George Doukas received the Electrical and Computer Engineering degree from the University of Patras, Patras, Greece, in 2003, where he is currently working toward the Ph.D. degree in the Department of Electrical and Computer Engineering. He has been working for many years in realtime-Linux applications and model-driven software development. His current research interests include software engineering for embedded, real-time, distributed, control, and automation systems.
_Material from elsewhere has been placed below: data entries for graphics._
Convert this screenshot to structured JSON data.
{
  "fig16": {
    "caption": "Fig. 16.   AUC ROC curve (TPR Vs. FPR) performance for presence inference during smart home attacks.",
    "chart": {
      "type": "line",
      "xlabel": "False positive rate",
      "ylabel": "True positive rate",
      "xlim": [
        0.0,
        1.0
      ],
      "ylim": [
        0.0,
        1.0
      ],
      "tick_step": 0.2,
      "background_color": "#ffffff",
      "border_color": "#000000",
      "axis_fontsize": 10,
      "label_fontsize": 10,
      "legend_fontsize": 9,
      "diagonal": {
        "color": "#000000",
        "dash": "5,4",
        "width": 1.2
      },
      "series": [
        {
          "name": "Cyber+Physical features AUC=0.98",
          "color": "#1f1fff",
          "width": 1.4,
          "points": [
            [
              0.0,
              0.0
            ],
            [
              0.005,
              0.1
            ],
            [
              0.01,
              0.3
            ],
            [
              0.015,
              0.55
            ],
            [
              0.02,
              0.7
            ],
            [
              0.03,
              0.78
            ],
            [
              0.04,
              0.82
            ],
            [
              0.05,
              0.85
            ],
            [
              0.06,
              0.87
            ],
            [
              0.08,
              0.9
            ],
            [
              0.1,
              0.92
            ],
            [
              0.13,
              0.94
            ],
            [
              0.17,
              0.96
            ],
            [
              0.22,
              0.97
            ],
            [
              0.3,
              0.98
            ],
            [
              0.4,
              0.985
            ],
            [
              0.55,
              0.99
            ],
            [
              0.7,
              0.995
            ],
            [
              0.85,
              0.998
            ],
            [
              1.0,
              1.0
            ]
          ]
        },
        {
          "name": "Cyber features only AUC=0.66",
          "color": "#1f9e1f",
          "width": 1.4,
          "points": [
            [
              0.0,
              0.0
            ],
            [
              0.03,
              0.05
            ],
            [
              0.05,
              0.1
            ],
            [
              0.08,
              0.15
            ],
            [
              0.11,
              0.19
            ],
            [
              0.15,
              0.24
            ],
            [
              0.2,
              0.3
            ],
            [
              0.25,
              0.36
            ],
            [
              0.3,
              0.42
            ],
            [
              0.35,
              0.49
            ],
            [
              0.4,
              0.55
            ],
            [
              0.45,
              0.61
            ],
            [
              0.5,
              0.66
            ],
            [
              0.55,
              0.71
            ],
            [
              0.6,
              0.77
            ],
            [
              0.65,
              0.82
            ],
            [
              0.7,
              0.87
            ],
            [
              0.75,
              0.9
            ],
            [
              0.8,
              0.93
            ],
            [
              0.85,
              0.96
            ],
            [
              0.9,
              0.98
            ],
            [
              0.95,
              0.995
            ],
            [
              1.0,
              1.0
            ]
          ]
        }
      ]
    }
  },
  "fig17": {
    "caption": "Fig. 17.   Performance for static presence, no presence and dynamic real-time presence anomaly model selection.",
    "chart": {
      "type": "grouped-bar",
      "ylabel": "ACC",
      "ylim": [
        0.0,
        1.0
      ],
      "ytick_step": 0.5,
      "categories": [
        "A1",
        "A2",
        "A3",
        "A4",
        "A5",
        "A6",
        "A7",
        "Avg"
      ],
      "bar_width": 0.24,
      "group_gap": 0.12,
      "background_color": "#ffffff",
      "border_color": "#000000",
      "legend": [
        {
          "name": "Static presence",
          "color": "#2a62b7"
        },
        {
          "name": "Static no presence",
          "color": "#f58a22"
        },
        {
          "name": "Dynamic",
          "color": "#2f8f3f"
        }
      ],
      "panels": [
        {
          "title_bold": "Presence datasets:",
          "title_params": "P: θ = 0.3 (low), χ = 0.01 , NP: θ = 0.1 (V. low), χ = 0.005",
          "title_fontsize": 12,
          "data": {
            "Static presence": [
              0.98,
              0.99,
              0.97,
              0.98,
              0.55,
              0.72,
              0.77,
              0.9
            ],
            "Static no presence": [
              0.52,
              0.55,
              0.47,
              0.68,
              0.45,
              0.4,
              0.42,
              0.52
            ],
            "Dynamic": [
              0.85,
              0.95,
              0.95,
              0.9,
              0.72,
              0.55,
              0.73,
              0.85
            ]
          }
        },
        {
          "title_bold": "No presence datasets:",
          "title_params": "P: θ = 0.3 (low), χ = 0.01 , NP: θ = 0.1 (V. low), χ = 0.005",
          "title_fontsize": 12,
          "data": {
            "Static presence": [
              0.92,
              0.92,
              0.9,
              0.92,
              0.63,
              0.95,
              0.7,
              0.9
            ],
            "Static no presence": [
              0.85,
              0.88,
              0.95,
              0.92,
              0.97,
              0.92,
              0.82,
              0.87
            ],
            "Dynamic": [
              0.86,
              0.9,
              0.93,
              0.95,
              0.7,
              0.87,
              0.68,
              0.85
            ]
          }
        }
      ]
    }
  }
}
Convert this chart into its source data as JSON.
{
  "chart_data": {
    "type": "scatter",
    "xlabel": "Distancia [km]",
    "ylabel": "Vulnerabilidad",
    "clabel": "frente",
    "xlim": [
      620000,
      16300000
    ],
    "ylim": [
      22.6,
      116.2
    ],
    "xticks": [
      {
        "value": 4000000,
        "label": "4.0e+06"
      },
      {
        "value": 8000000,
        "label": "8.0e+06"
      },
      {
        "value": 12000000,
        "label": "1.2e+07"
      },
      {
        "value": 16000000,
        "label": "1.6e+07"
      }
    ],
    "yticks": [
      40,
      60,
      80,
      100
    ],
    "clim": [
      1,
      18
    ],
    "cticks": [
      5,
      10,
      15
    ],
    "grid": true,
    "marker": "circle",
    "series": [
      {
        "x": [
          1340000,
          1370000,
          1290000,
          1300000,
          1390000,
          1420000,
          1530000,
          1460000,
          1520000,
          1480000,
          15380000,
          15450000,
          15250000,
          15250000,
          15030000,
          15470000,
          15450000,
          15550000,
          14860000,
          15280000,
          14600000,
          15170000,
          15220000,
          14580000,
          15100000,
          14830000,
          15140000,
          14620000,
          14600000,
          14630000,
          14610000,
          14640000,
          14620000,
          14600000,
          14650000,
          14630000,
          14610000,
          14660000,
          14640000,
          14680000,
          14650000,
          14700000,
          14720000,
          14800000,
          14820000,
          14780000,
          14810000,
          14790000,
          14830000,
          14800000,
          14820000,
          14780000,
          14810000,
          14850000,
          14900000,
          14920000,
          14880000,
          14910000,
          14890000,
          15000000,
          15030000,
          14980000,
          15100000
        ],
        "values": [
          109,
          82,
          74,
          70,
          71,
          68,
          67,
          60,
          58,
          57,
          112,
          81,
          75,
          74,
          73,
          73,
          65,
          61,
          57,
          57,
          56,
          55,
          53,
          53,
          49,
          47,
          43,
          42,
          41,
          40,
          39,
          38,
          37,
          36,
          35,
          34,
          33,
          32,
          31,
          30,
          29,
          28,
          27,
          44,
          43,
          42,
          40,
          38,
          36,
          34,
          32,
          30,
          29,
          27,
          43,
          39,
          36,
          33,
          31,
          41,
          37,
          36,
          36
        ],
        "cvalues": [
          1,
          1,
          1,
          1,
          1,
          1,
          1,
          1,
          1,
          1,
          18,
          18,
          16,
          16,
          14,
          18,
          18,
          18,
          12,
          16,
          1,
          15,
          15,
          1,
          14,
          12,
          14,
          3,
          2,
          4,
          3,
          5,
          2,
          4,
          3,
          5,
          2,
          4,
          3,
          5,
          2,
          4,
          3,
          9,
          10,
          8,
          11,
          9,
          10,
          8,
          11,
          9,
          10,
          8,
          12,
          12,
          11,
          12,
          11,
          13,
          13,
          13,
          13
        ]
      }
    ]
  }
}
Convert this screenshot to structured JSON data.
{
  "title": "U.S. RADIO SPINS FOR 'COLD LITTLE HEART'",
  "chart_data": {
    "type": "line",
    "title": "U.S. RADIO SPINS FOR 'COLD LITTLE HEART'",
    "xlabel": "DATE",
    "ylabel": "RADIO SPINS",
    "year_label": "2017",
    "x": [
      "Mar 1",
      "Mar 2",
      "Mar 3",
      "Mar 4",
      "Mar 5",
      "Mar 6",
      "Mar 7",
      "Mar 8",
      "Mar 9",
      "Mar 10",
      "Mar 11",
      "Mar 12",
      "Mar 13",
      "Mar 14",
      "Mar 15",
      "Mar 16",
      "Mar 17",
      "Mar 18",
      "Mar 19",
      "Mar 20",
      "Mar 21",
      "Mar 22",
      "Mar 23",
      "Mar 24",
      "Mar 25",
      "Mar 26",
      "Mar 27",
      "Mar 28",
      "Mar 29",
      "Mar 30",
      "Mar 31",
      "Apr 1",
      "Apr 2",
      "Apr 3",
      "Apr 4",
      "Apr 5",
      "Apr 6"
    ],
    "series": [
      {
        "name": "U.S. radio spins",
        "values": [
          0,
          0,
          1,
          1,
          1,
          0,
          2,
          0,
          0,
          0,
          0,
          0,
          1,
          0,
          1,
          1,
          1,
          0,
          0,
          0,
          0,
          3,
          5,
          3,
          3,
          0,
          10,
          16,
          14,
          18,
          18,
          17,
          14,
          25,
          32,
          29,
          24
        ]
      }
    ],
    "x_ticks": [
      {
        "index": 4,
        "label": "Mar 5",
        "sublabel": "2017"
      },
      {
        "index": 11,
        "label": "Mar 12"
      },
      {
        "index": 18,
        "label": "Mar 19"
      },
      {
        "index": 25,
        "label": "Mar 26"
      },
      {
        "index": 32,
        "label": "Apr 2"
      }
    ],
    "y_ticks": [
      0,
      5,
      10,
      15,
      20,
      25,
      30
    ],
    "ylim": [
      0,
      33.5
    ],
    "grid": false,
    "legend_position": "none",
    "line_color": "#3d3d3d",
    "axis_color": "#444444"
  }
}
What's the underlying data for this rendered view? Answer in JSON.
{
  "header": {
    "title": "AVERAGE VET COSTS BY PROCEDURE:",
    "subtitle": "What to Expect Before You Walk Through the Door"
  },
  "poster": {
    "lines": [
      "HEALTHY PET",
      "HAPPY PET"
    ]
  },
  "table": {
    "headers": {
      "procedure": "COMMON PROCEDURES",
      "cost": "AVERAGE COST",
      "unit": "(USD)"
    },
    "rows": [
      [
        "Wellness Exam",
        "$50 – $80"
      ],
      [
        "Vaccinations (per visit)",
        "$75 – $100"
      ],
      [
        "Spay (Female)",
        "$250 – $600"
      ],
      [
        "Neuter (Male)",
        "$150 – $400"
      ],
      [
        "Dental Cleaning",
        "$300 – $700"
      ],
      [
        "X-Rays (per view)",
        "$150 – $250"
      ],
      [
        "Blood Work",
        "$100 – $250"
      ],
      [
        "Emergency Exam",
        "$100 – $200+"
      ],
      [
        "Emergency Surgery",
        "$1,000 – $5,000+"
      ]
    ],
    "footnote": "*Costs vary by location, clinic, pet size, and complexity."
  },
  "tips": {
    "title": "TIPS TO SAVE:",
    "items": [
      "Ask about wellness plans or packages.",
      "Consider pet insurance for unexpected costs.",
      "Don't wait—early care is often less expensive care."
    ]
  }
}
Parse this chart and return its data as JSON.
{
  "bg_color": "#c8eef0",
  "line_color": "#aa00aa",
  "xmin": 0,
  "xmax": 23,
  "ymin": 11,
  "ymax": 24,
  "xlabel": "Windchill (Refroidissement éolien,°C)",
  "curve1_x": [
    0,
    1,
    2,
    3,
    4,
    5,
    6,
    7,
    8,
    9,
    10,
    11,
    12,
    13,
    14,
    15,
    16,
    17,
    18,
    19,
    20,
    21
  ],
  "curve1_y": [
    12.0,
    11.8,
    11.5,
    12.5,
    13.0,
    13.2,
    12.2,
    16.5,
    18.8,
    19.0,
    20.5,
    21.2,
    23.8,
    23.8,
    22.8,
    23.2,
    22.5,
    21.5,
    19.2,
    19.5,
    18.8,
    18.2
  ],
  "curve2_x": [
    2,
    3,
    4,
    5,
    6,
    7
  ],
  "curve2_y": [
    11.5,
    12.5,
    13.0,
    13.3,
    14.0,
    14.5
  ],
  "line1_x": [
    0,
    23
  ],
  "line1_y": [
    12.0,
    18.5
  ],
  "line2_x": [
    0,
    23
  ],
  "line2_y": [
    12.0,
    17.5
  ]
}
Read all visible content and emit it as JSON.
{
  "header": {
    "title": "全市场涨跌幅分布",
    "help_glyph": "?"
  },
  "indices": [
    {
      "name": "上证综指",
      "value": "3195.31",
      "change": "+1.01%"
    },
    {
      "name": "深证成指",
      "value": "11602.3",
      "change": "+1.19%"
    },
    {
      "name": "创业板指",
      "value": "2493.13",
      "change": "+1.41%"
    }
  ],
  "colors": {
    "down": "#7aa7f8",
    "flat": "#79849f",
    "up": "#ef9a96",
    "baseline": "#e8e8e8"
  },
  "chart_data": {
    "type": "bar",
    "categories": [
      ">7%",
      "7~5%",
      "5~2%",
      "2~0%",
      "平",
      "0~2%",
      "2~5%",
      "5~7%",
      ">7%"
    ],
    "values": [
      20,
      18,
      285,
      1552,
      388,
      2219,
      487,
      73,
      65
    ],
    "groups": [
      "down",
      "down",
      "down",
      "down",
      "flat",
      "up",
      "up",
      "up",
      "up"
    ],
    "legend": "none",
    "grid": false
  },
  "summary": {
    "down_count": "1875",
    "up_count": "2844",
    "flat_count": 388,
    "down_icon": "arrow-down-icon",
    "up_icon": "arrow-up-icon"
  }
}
Kleanthis Thramboulidis (M’09) received the B.Sc. and Ph.D. degrees in electrical engineering from the University of Patras, Patras, Greece, in 1981 and 1989, respectively. He is the Designer of REDOM, an object-oriented language to define and online manipulate regulations in the resource (re)scheduling problem in the airline domain, and CORFU, a framework for the unified development of distributed control systems. He has proposed model-integrated mechatronics, a new paradigm for the model-driven development of mechatronic manufacturing systems. He is currently an Associate Professor with the Department of Electrical and Computer Engineering, University of Patras, where he is leading the Software Engineering Group. He has authored seven books on programming and modeling and proposed a constructivismbased approach to teaching object-oriented programming. His research areas cover object technology, model-driven development, distributed control and automation systems, embedded systems, and mechatronics. Dr. Thramboulidis is a member of the Industrial Electronics Society Technical Committee on Factory Automation.